Employment-At-Will Doctrine

At Will Employment Doctrine

Name

Institution

Course Instructor

Date

Introduction to the Employment-At-Will Doctrine

The employment-at will doctrine is a concept born in the 19th century American law, and it states that the unless the employment parties (employer and employee) agree expressively on a duration of employment, then each one of them could choose to end the relationship at any time with or without any reason and whether the reason is good enough or not (Cihon & Castagnera, 1999). This is done without the risk of a lawsuit against any party that is a victim. The employer can decide to fire an employee at any time, and the employee can as well decide to quit at any time with or without any good reason, because it is recognized by the law. Since then, this doctrine has been the most common type of employment, and almost all the states of the United States. The American courts however narrowed down this doctrine by coming up with several exceptions which principally, address terminations that do not seem just, although technically are in compliance with the requirements of the employment-at-will concept

According to Cihon & Castagnera (1999) one of the common-law developed to protect employees against wrongful discharge is the rule of implied-contract which basically holds that although an employer and an employee may not have expressively entered into a contract by for example putting it in paper, the two may be bound to a contract-like relationships based on what may imply as such. These may include employers’ policy concerning the firing of employee, and other presentations by the employer to the employee regarding the same. Another important exception, and perhaps the most common one is the public policy exception. As stated by Cihon & Castagnera (1999), this exception states that the employer cannot fire an employee if that action is in contravention of an explicit policy that is established by the state. An example would be if when an employer fires an employee who was absent from work because they were sick, or for other reasons beyond their control, or when an employee gets fired for refusing to break the law at the request of the employer. Under such circumstances, a legal action can be taken against the employer. One more exception would be the good faith and fair dealing exception. This doctrine maybe one of the least popular exceptions, where it looks more at the intentions of the employer when firing an employee. It states that an employer will not fire an employee for malicious reasons, e.g. firing an employee to evade paying due commissions.

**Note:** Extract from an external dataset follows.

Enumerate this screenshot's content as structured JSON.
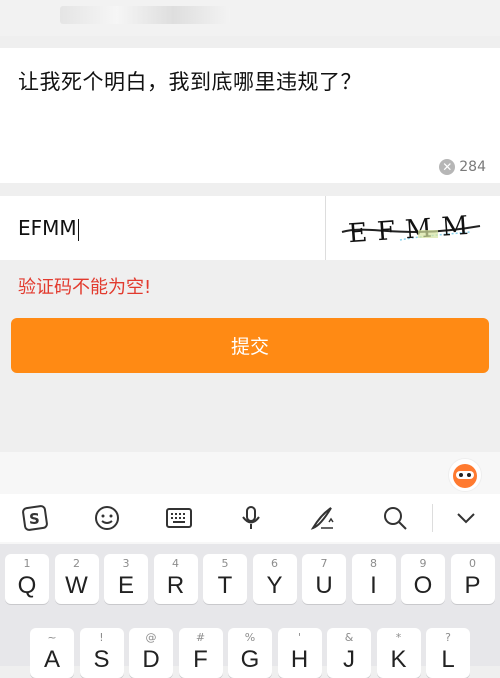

The above exceptions however are not fully implemented in all the U.S states, as some states may only implement others and leave out others. They are useful when the employer has to make a decision about firing an employee, for any reason or no reason at all.

Application to the scenarios

In scenario 1, I would fire John without thinking twice about it. This is because his actions may be jeopardizing the business relationship the company has with its clients. At a time where the organization is about to launch an initial public offer, the least the company may want is to tarnish our name to the clients and potential investors. Further, this could affect the company’s future profits, the most important customer may be to some extent influential to other customers, and you might not know who the next victim of John’s criticism might be. This decision has surpassed the requirements of the employment-at-will doctrine, that even though it might be done without any reason at all, this is a very good reason for us. The exceptions are well taken care of, because the to begin with, it does not go against the public policy exception, since what he did is malicious and not good for the organization. Any organization has rules and regulations to follow, and by any organization’s standards, this is a serious offence that warrants a decisive action. Finally, the good faith and fair dealing exception is also considered when coming up with the decision. This is because as the operating officer, it is clear in my mind that the decision is not made out of bad faith, because it is based on the specific employees’ unacceptable behavior that is not healthy for the organization. This decision is informed by ethical egoism, which is a more consequentialist approach and it states that an action is good if it produces and is geared towards the good of self, in the words of Malachowski (2001).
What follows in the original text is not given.